Otros eligen incluir en la molienda unas hojitas de quilquiña o, en su defecto, cilantro para matizar de otras maneras. El resultado siempre será prometedor porque el aroma nos transportará automáticamente a tiempos inmemoriales, a la cocina sencilla de los antepasados, como si reviviéramos esos momentos familiares a la hora del almuerzo o la cena.
Todavía es más raro utilizar tomate de árbol en vez del tomate común, se obtendrá una llajua de textura más ácida pero indudablemente deliciosa. Como deliciosa es también la llajua de maní tostado que es elaborada exclusivamente para acompañar las noches de anticuchos, un manjar que rompe el corazón. Para los compatriotas que han traspasado fronteras en busca de mejor suerte se tiene la alternativa del locoto en polvo, a modo de amortiguar la nostalgia de la patria a través de la comida.
¿Saben cuál es el vicio más grande?: agarrar un huevo duro que no esté tan cocido, que todavía quema al pelarlo, hacerle un huequito en la punta para añadirle llajua y a continuación devorárselo cual si fuera el más excelso de los postres. La satisfacción suprema subyace en esa sensación ardorosa que recorre los labios y ansiamos una bebida fresca.
Ni qué decir de la papa recién cosechada, que junto a los surcos de los papales era hervida con cáscara en fogones improvisados con piedras: cuando los tubérculos reventaban como si floreciesen de pronto, era la ocasión para agarrar uno y, todavía caliente, coronar su pulpa blanca con llajua, molida al instante por las manos expertas de mujeres campesinas. Carajo, que dan ganas de llorar, y no por el endemoniado picor de la llajua.

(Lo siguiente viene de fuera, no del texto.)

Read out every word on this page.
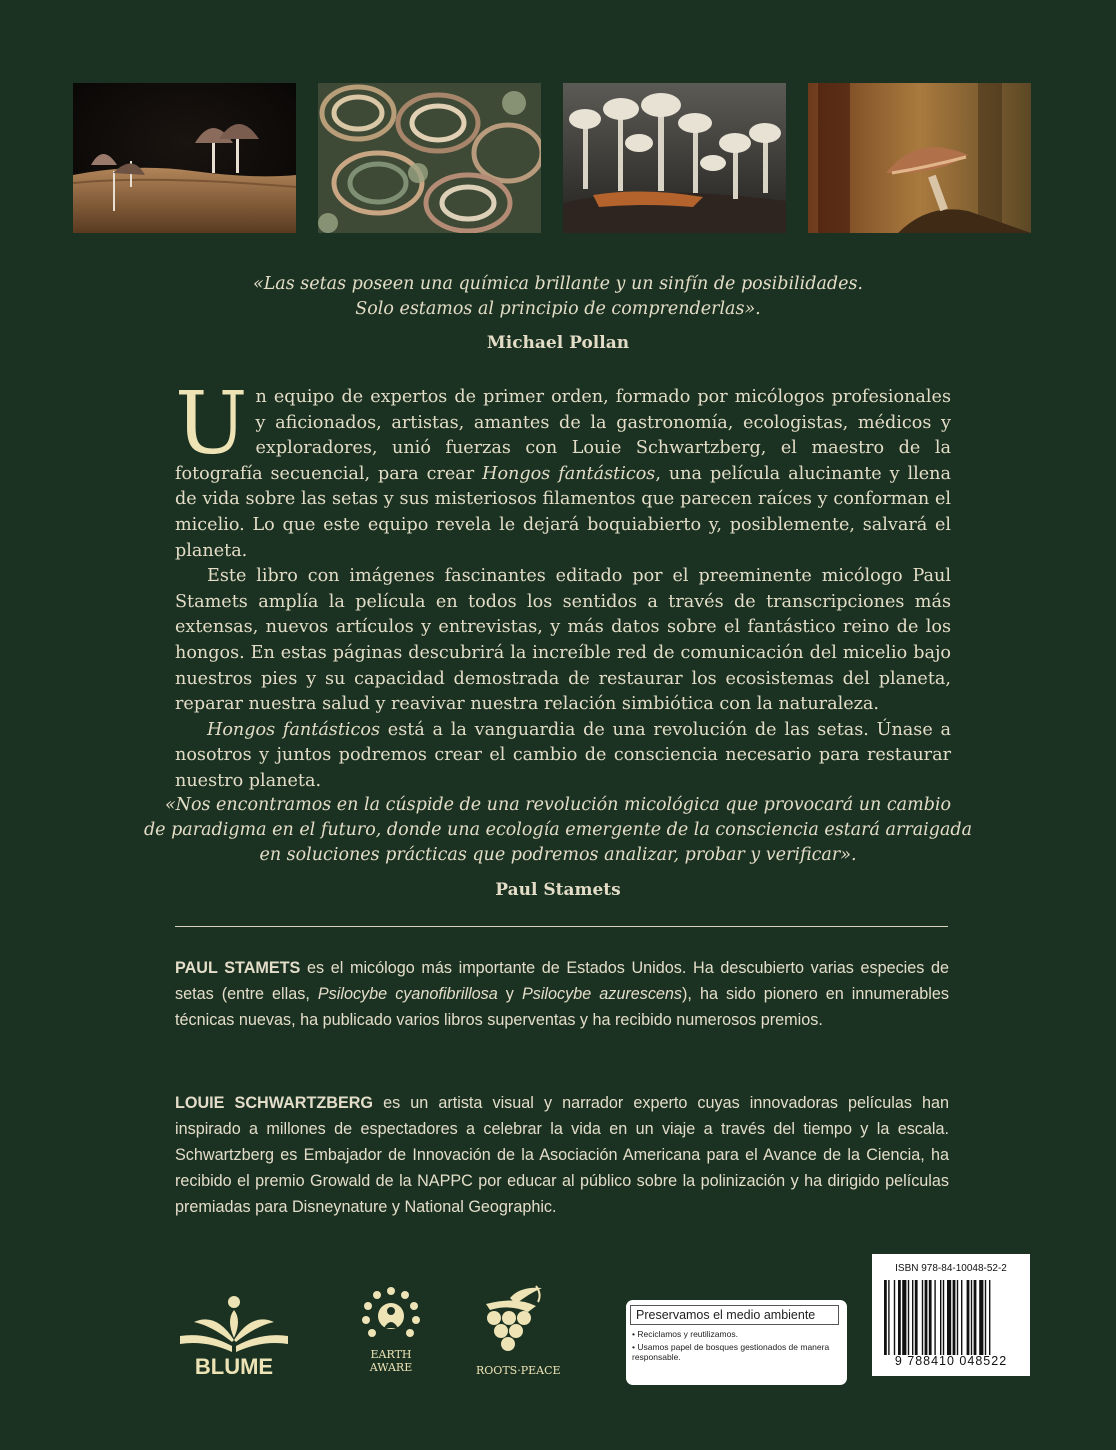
«Las setas poseen una química brillante y un sinfín de posibilidades.
Solo estamos al principio de comprenderlas».
Michael Pollan

Un equipo de expertos de primer orden, formado por micólogos profesionales y aficionados, artistas, amantes de la gastronomía, ecologistas, médicos y exploradores, unió fuerzas con Louie Schwartzberg, el maestro de la fotografía secuencial, para crear Hongos fantásticos, una película alucinante y llena de vida sobre las setas y sus misteriosos filamentos que parecen raíces y conforman el micelio. Lo que este equipo revela le dejará boquiabierto y, posiblemente, salvará el planeta.

Este libro con imágenes fascinantes editado por el preeminente micólogo Paul Stamets amplía la película en todos los sentidos a través de transcripciones más extensas, nuevos artículos y entrevistas, y más datos sobre el fantástico reino de los hongos. En estas páginas descubrirá la increíble red de comunicación del micelio bajo nuestros pies y su capacidad demostrada de restaurar los ecosistemas del planeta, reparar nuestra salud y reavivar nuestra relación simbiótica con la naturaleza.

Hongos fantásticos está a la vanguardia de una revolución de las setas. Únase a nosotros y juntos podremos crear el cambio de consciencia necesario para restaurar nuestro planeta.

«Nos encontramos en la cúspide de una revolución micológica que provocará un cambio
de paradigma en el futuro, donde una ecología emergente de la consciencia estará arraigada
en soluciones prácticas que podremos analizar, probar y verificar».
Paul Stamets
PAUL STAMETS es el micólogo más importante de Estados Unidos. Ha descubierto varias especies de setas (entre ellas, Psilocybe cyanofibrillosa y Psilocybe azurescens), ha sido pionero en innumerables técnicas nuevas, ha publicado varios libros superventas y ha recibido numerosos premios.
LOUIE SCHWARTZBERG es un artista visual y narrador experto cuyas innovadoras películas han inspirado a millones de espectadores a celebrar la vida en un viaje a través del tiempo y la escala. Schwartzberg es Embajador de Innovación de la Asociación Americana para el Avance de la Ciencia, ha recibido el premio Growald de la NAPPC por educar al público sobre la polinización y ha dirigido películas premiadas para Disneynature y National Geographic.
BLUME	EARTH
AWARE	ROOTS·PEACE
Preservamos el medio ambiente
• Reciclamos y reutilizamos.
• Usamos papel de bosques gestionados de manera responsable.
ISBN 978-84-10048-52-2
9 788410 048522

Posiblemente, a lo largo de nuestra convulsa historia, la llajua haya estado en medio de revoluciones, conspiraciones, golpes militares y demás follones políticos. Quizá algún caudillo ha padecido sofocones por la rabia de un cocinero compinchado con sus enemigos. Tal vez algún presidente ha abandonado un almuerzo porque no había llajua en la mesa.
La llajua tiene importancia de Estado, señores, y si no entérense de cómo un asesor con ínfulas del ministerio de Comunicación, amenazó no hace mucho a un mesero de un café porque no le trajo la divina y poderosa salsa. La anécdota es verídica aunque suene disparatada.
Romero: La comida es realmente muy rica, pero la atención deja mucho que desear, yo no tengo por qué saber que no hacen llajua.
Verónica: ¿Perdón?
Mesero: Sólo te he dicho que no hacemos llajua.
Romero: Pero me has dicho de mala manera.
Mesero: Repito, sólo he dicho que no hacemos llajua.
Romero: Pero los voy a cagar en Facebook.
Mesero: No tengo Facebook, viejo, haz lo que quieras.
Verónica: Discúlpenos, señor, no volverá a pasar; hasta luego.
Romero (dirigiéndose al mesero): Ahora, cállate y haz mi factura. El mesero se calló, no perdió la calma, y se puso a hacer la factura.
Romero: ¡Haz mi factura! ¡Escribí bien! Hazla detallada. Haz mi factura, haz lo que te digo, ahora vas a conocer el poder, ¡yo soy el poder!